Construction concerns voiced
The Vineyards at Blue Point, a 280-unit condominium complex under construction off Sunrise Highway, sits where the United Artists Movie Theater was located. The parcel is surrounded by an open-space nature preserve with trails. The developer, Ornstein Leyton Company, cut a deal with the Town of Brookhaven for the parcel, setting aside 29 acres of the total 35.65-acre parcel for open space. Construction began September 2015.
Blue Point Community Civic Association and Tuthills Creek Alliance members are concerned, however, that the trails the developer has constructed were not built within the constraints of their contract; that outdoor storage and material are being placed outside the bounds of the easement construction road; and that cement washouts are being dumped on-site, with claims attached that this activity can pollute groundwater (and, thus, nearby waterways).
Regarding the trails, the contract between the developer and the town states that the trails are to be 4 feet across. An observance from a walk-through on the trails with the Advance revealed completed portions of the trails were 6-7 feet across and there were disregarded portions of existing quad trails as a footprint for their own construction.
“Their own assurances and direction was to use existing trails up here, and they decided to come in with a 6-foot-wide blade on a Bobcat and make their own,” said Edward Silsbe, representing the Blue Point Community Civic Association and the Tuthills Creek Alliance.
Silsbe, familiar with this open space, has participated in conversations for several trail constructions, and also pointed out the concerning amount of trees chopped in the construction.
“They were not supposed to knock down any trees, [but] they knocked down lots of trees,” Silsbe said. “They were supposed to trim a few branches and sweep up some leaves.”
Despite multiple phone calls, the developer did not return calls for comment by press time.
Regarding the easement, large mounds of material sit across the curb of the road. Empty 55-gallon drums also sit right on the edge of the curb. Silbe suggested that a silt fence or hay bales should have been installed beforehand to ensure that material or other outdoor storage would not seep into the wooded area.

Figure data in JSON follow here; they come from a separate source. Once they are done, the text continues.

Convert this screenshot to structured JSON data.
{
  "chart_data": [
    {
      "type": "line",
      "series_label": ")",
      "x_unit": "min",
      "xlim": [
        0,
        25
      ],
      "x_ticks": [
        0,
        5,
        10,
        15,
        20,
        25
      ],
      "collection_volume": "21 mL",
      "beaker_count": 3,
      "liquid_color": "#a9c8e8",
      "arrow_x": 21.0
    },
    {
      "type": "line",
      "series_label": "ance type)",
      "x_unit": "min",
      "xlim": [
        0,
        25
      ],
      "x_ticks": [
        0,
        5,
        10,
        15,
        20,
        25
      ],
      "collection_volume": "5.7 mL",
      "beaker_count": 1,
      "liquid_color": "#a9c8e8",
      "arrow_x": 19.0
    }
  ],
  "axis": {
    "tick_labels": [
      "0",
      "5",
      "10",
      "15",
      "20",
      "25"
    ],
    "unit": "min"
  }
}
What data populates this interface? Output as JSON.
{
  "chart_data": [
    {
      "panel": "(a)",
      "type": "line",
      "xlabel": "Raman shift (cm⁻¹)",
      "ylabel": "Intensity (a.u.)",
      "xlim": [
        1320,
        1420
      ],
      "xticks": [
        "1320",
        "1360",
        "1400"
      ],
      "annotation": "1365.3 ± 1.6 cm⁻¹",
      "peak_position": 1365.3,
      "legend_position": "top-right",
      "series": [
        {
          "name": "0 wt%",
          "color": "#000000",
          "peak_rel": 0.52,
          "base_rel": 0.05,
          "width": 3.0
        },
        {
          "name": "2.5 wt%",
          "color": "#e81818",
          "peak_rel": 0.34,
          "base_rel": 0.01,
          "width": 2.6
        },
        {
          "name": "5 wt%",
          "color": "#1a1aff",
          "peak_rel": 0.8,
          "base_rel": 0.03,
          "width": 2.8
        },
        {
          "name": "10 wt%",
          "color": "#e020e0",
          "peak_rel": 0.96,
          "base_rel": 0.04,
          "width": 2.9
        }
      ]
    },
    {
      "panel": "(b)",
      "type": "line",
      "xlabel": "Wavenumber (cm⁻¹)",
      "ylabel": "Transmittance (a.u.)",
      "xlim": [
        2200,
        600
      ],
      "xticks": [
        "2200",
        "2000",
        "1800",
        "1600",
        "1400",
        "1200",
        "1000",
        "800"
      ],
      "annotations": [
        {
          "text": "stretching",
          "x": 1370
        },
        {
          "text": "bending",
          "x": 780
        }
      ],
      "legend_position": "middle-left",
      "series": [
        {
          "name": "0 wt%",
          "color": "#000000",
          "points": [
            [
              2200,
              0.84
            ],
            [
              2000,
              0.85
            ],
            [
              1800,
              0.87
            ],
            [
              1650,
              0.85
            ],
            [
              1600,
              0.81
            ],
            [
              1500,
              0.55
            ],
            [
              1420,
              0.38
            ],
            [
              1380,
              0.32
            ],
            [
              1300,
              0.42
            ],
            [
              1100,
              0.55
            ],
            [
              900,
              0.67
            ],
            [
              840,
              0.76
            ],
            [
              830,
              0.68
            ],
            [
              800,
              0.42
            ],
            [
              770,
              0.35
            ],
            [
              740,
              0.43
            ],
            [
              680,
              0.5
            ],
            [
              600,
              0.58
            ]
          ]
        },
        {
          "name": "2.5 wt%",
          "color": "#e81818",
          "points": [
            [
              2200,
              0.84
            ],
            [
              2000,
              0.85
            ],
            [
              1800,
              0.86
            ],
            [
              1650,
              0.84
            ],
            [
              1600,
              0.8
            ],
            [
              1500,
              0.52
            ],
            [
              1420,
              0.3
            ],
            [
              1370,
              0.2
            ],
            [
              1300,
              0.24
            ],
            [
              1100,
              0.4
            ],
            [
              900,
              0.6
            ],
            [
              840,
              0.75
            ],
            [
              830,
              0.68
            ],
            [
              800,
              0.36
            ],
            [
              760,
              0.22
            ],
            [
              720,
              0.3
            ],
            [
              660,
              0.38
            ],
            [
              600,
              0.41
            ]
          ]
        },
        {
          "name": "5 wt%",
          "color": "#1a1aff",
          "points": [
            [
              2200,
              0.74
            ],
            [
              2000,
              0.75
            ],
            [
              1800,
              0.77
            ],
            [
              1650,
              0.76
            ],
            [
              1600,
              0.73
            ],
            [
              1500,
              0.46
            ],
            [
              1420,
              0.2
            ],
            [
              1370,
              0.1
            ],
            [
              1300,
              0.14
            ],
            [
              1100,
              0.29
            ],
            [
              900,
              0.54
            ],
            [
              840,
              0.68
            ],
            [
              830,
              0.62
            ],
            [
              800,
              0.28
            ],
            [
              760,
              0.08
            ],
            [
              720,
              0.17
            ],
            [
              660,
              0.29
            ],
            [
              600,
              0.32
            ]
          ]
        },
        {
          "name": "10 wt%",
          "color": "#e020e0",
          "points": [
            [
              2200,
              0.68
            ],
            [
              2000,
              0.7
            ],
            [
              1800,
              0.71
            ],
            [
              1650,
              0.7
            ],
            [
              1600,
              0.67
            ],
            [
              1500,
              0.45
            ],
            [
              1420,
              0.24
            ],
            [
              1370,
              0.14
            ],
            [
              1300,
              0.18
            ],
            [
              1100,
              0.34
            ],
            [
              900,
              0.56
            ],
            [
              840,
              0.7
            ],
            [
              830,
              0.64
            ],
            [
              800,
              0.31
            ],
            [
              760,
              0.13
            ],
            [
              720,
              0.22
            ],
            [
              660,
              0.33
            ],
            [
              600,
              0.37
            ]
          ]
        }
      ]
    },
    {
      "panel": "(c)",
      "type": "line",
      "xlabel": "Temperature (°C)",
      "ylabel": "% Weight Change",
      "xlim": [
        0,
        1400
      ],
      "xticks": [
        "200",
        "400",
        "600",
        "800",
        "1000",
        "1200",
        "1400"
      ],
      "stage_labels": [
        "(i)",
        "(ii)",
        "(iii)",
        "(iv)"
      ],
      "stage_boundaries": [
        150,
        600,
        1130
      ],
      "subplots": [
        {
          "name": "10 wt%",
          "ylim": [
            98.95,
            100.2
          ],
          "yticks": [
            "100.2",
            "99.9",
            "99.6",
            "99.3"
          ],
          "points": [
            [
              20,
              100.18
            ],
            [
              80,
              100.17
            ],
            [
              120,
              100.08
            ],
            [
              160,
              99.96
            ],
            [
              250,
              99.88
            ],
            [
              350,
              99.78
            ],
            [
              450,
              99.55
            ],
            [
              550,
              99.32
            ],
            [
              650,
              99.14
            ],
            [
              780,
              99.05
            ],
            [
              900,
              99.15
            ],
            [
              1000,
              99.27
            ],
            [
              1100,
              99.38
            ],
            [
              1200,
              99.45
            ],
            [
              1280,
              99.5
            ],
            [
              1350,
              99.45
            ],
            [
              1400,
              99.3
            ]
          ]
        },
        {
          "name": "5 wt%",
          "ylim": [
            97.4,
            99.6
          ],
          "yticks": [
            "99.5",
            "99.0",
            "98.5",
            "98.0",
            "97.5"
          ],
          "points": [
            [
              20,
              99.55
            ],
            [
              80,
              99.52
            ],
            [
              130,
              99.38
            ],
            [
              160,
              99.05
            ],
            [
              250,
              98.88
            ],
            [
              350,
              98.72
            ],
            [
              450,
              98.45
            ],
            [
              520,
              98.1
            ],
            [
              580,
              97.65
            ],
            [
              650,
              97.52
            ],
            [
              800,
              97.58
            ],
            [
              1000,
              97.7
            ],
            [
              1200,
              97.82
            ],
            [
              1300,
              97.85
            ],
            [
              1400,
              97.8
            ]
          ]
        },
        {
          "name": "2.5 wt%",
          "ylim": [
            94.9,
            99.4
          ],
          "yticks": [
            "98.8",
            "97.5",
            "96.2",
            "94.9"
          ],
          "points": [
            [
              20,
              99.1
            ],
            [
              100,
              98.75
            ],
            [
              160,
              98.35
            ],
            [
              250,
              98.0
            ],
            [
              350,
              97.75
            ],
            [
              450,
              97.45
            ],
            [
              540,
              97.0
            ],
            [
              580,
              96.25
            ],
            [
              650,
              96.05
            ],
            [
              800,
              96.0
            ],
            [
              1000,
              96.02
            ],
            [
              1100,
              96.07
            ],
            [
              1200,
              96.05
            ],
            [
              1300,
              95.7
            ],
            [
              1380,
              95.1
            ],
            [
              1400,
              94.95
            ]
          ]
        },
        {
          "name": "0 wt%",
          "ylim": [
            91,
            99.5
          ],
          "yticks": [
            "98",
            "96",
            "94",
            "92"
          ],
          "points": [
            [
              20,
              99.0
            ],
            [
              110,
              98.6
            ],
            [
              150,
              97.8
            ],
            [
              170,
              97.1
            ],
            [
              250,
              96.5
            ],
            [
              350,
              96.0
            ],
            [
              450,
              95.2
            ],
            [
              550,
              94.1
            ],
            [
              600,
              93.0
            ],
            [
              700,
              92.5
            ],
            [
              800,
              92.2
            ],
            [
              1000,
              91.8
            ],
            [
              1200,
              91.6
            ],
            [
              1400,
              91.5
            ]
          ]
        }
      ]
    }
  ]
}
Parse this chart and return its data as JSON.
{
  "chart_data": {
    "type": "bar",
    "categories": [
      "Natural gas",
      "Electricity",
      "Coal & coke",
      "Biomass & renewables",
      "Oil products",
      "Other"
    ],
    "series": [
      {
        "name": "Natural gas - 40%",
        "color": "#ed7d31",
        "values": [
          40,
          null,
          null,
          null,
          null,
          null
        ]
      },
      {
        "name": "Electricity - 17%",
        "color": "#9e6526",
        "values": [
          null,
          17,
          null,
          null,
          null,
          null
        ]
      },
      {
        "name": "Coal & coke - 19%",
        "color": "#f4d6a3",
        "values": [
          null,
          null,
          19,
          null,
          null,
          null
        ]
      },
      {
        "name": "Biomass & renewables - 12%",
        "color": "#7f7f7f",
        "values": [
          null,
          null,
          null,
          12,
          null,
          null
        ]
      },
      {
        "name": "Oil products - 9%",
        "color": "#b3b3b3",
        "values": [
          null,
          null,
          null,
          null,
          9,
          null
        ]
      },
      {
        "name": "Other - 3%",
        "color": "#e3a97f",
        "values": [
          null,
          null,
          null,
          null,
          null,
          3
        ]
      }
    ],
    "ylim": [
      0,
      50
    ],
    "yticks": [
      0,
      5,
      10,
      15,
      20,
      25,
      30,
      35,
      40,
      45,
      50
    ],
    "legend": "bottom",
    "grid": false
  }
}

“They’re storing recycled concrete asphalt basically in our woods.”
Thirdly, concrete washout has been dumped on-site, and there are concerns that it is polluting the groundwater.
“Water from this site, there is an arm of the Tuthills Creek that runs through this property,” Silsbe said, “so it drains in pretty quick order out to West Lake, a very popular fishing destination in the Village of Patchogue stocked by the State Department of Environmental Conservation.”
Several other residents have voiced their concerns about the hazards this imposes upon existing waterways and wildlife.
But a construction manager, who works with concrete every day, said that concrete is only caustic when it is wet.
“You can get concrete burns when it is active — when it is curing. But once it is cured, within half an hour or an hour, it starts to stabilize out. It is not leaching into the ground,” said Tom Lerner, a construction manager, who has worked on building projects across Long Island. “Once that stuff cures, it is done. You don’t have problems with house foundations in the ground. There is no great pollution coming out of concrete. I have never had any big problems with a slurry that comes out of a truck at the end when we clean up.”
The Town of Brookhaven’s building inspectors, law department investigators, as well as employees from its environmental division are regularly visiting the site, according to Kevin Molloy, a Town of Brookhaven spokesman.
“It is an active work site and is not finished yet,” Molloy said. “This is a closely monitored parcel and project, so, at the end of the day, we can make sure that all revegetation or remediation is accomplished and rehab this trail system.”